5 reasons why Ruby on Rails is relevant for your MVP in 2019

The pace of execution and rapid release to the market, define today’s startup ecosystem. An iterative and incremental development framework is vital to this process. While several technologies exist, Ruby on Rails is still the go-to choice for several developers even in 2019 for their minimum viable product (MVP).
Read on to find out why.

RoR focuses on Simplicity

One of RoR’s biggest strengths is the programming language and development environment built around it. It is a concise programming language that is expressive and easy to understand. This is also why it prefers convention over configuration. Unlike other programming languages, Ruby on Rails does not need complex configurations that add little value to the main application.
This saves developers from writing large chunks of complex code. RoR development embodies the ‘quick and clean’ mantra. The creators of Ruby on Rails did not intend to create a sophisticated programming environment. Instead, they created a programmer-happy environment that would help a great majority of developers quickly deal with unglamorous parts of development and boost productivity.
Startups and new product owners need exactly this. Developers can make incremental changes on every feedback iteration, speeding up their time-to-market.
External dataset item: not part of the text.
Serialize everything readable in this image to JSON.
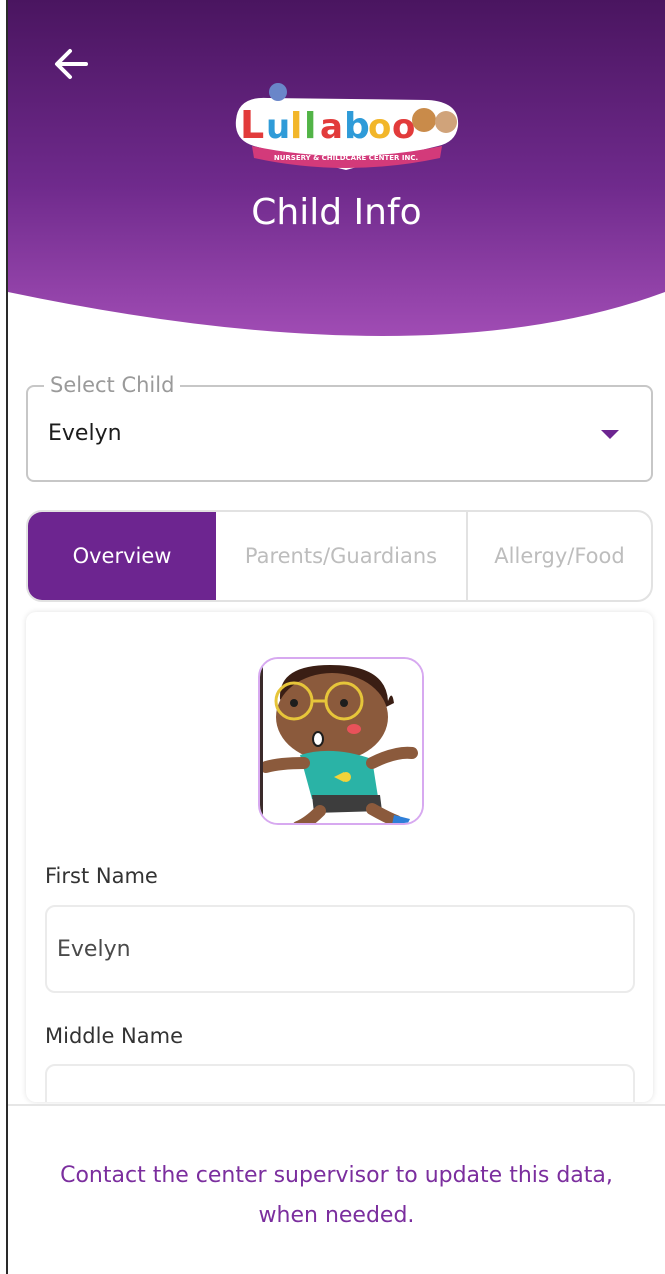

RoR is secure and flexible

Ruby on Rails offers many easy to use built-in tools and gems that ensure operational security and safety. For instance, you can redirect all HTTPS requests by specifying config.force_ssl = true in the production environment configuration file.
By default, newly created Rails applications have a one-liner in the application controller protect_from_forgery with::exception to protect against all other forged requests.
Several tools such as brakeman let developers check Rails applications for security vulnerabilities. rack-attack mitigates abusive requests and lets developers rely less on short-term, one-off hacks to block a particular attack.
Ruby on Rails provides Migrations, a domain-specific language for managing a database schema. Migrations is database-agnostic. This decouples the backend database with the front end UI. This affords developers the flexibility to develop frontends in just about any language from HTML5 to Angular/ReactJS and use any database on the backend. At production, any changes in either one do not entail making a change in the other.

Rails application development is time-efficient

Developers working with Ruby on Rails typically develop applications 30-40% faster than others with different languages and frameworks. RoR is based on the MVC (Model View Controller) design pattern. This enables efficient development with parallel developers working on models and instances. The MVC pattern separates business logic from the application to prevent spread out across multiple components. This prevents redundant code and creates easy to maintain and understand codebases that other teams can quickly understand.
RoR supports built-in mechanisms that support automated test coverage of your applications. There are several guides on the web that explain this process in detail. Several helpful guides on the official RoR page show how to get started on automated testing.
Rspec is a widely accepted domain-specific language testing tool for rails applications. A behavior-driven development (BDD) framework, Rspec sees wide usage in production application testing. With Rspec tests are written beforehand and then enough code is developed to fulfill these tests followed by refactoring. It has a simple syntax making it one of the most widely used testing tools for Ruby applications.
Ruby on Rails is also an object-oriented programming language and allows code reuse in more ways than one. In fact, there are at least seven ways to reuse code with Ruby. Developers can define code at unambiguous places for code reuse. RoR also has gems that can be reused and/or customized for reusability.

Rails applications focus on quality

Ruby on Rails encourages both test-driven development (TDD) and behavior-driven development (BDD). Both of these development principles advocate writing tests first and then developing code to ensure these tests pass.
This not only cuts down on buggy code but also development cost. As a result Rails applications are high quality, developer-friendly with a testable and maintainable codebase.

Ruby on Rails has an active community

RoR has been around since 2009 and it has an active developer community around it. It is also open source. This means there are plenty of high-quality open-source software libraries to choose from and active support from the community. This helps startups build complex functionalities relatively quickly.
Due to the popularity of existing frameworks, there are plenty of people encountering similar challenges. It is more likely for developers to find solutions to complex integrations in the community.
The Rails Developer community is very active, productive, vast, reliable, and constantly growing. With more than 150K gems and 31 billion downloads, RubyGems.org is a popular gem hosting service.

Popular apps built using RoR

These erstwhile startups using Ruby on Rails built their first MVPs.
Twitter. Twitter is originally a Rails application. It garnered a large share of users before being migrated to Scala.
Github. The world’s largest code repository was built with Ruby before moving on to Java. Github started as a fairly conventional Rails application. Its developers also developed the Redis-backed Resque library.
Airbnb. Ruby on Rails made the world’s largest hospitality marketplace. Sensitive parts of Airbnb such as payments processing today run on Rail apps. While Airbnb actively uses Ruby, its sheer scale has paved the way for adoption of newer technologies as well.
Basecamp. This application is the very origin of Ruby on Rails. Basecamp, written in Ruby, is a user-centric project management tool with a focus on communication. Its original author David Heinemeier Hansson extracted the Ruby on Rails framework that came to be in 2003.